Venezuela's Maduro Boosts Minimum Wage by 150 Percent
President Nicolas Maduro on Thursday increased Venezuela's minimum wage by 150 percent, the sixth readjustment this year, as part of an economic reform plan that has failed to curb rampant inflation.
The announcement came three months after a wage hike of 3,400 percent and a devaluation that removed five zeros from Venezuela's currency.
The latest jump takes the monthly minimum wage from 1,800 to 4,500 bolivars, or about $50 at the official rate.
But due to inflation -- which has skyrocketed to 1,350,000 percent this year, according to the International Monetary Fund -- this sum hardly allows the purchase of three kilograms of meat.
Maduro called the readjustment the first "correction factor" of the economic plan in force since late August, which included a devaluation of the bolivar of more than 96 percent along with tax hikes.
An increase of the price of gasoline, currently low, is also part of the anticipated measures but has yet to go into effect.

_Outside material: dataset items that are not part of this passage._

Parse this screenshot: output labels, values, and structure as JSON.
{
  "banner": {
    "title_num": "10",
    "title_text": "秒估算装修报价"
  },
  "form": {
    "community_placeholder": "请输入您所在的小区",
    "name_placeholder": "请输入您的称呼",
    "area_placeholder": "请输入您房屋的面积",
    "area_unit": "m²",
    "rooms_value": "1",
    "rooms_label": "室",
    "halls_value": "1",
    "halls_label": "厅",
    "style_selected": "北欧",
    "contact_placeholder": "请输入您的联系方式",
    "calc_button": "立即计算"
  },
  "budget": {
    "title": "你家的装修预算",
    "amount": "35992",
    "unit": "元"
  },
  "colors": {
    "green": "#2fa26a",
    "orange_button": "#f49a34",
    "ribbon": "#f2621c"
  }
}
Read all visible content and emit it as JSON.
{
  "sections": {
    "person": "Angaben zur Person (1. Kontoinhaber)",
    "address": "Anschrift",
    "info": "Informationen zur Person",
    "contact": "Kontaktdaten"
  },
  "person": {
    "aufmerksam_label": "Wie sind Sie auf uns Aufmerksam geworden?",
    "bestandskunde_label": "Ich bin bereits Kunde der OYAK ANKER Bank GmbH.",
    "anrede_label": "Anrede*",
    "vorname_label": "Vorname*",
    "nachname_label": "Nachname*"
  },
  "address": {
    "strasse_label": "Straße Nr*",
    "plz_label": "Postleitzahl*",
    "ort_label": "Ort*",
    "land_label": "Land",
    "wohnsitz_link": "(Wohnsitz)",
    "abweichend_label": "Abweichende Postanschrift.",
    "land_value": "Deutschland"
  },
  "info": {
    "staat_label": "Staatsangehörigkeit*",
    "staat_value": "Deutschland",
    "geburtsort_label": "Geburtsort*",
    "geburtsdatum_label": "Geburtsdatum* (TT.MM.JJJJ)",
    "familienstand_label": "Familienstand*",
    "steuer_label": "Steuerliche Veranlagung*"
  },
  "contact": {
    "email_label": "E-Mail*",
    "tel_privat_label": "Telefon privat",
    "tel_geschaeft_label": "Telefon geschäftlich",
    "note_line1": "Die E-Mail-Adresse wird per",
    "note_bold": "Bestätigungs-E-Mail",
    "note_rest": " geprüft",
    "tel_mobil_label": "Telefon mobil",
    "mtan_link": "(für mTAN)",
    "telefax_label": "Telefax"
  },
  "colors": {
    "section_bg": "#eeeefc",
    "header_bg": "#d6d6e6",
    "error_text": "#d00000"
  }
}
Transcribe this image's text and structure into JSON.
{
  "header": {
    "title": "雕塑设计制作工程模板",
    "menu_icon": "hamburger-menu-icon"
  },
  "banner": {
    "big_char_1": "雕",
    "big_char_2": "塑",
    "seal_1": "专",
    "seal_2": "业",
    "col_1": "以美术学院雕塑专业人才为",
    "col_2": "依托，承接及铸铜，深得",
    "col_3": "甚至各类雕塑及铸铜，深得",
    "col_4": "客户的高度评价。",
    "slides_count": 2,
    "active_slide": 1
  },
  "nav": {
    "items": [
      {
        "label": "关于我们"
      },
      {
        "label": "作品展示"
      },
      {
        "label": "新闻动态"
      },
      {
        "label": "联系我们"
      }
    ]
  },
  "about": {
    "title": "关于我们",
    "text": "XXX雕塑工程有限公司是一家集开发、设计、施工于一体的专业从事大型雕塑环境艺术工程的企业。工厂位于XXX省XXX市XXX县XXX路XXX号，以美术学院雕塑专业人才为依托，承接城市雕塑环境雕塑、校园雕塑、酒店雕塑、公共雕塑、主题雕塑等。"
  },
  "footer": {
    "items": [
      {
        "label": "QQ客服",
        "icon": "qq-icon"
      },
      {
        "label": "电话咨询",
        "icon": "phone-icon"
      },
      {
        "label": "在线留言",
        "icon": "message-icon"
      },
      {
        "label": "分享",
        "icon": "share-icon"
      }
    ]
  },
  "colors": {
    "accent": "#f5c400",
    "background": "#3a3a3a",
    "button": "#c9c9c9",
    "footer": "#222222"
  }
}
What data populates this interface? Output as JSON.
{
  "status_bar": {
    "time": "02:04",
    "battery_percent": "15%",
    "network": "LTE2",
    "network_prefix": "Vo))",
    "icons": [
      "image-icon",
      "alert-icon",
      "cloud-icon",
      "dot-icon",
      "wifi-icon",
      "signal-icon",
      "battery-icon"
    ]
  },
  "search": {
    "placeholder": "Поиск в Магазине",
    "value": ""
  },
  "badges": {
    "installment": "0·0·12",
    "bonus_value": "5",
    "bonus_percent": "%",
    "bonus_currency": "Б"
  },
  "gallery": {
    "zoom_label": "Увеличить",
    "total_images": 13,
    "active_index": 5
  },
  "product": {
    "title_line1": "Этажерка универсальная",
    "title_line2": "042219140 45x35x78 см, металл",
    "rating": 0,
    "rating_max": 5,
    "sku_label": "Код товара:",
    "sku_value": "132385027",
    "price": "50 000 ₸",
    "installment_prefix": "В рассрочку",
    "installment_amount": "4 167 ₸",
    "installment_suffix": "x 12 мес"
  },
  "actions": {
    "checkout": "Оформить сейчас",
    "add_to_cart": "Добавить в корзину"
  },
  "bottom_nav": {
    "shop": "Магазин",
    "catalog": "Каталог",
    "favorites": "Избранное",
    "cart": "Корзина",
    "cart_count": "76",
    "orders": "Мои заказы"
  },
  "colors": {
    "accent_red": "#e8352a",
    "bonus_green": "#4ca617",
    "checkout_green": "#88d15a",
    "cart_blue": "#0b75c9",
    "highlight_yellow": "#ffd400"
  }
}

Maduro says his reforms have allowed a "significant slowdown in inflation" -- while admitting it "remains worrying."
The embattled Venezuelan leader did not provide figures on the price index, which have gone unpublished since 2016.
He holds inflation is "well below the expectations of the International Monetary Fund" -- as the world body projects hyperinflation of 10,000,000 percent by 2019.
The South American country has suffered from economic woes since 2014, when a crash in the price of crude prompted a crisis that has sparked an exodus of some two million people.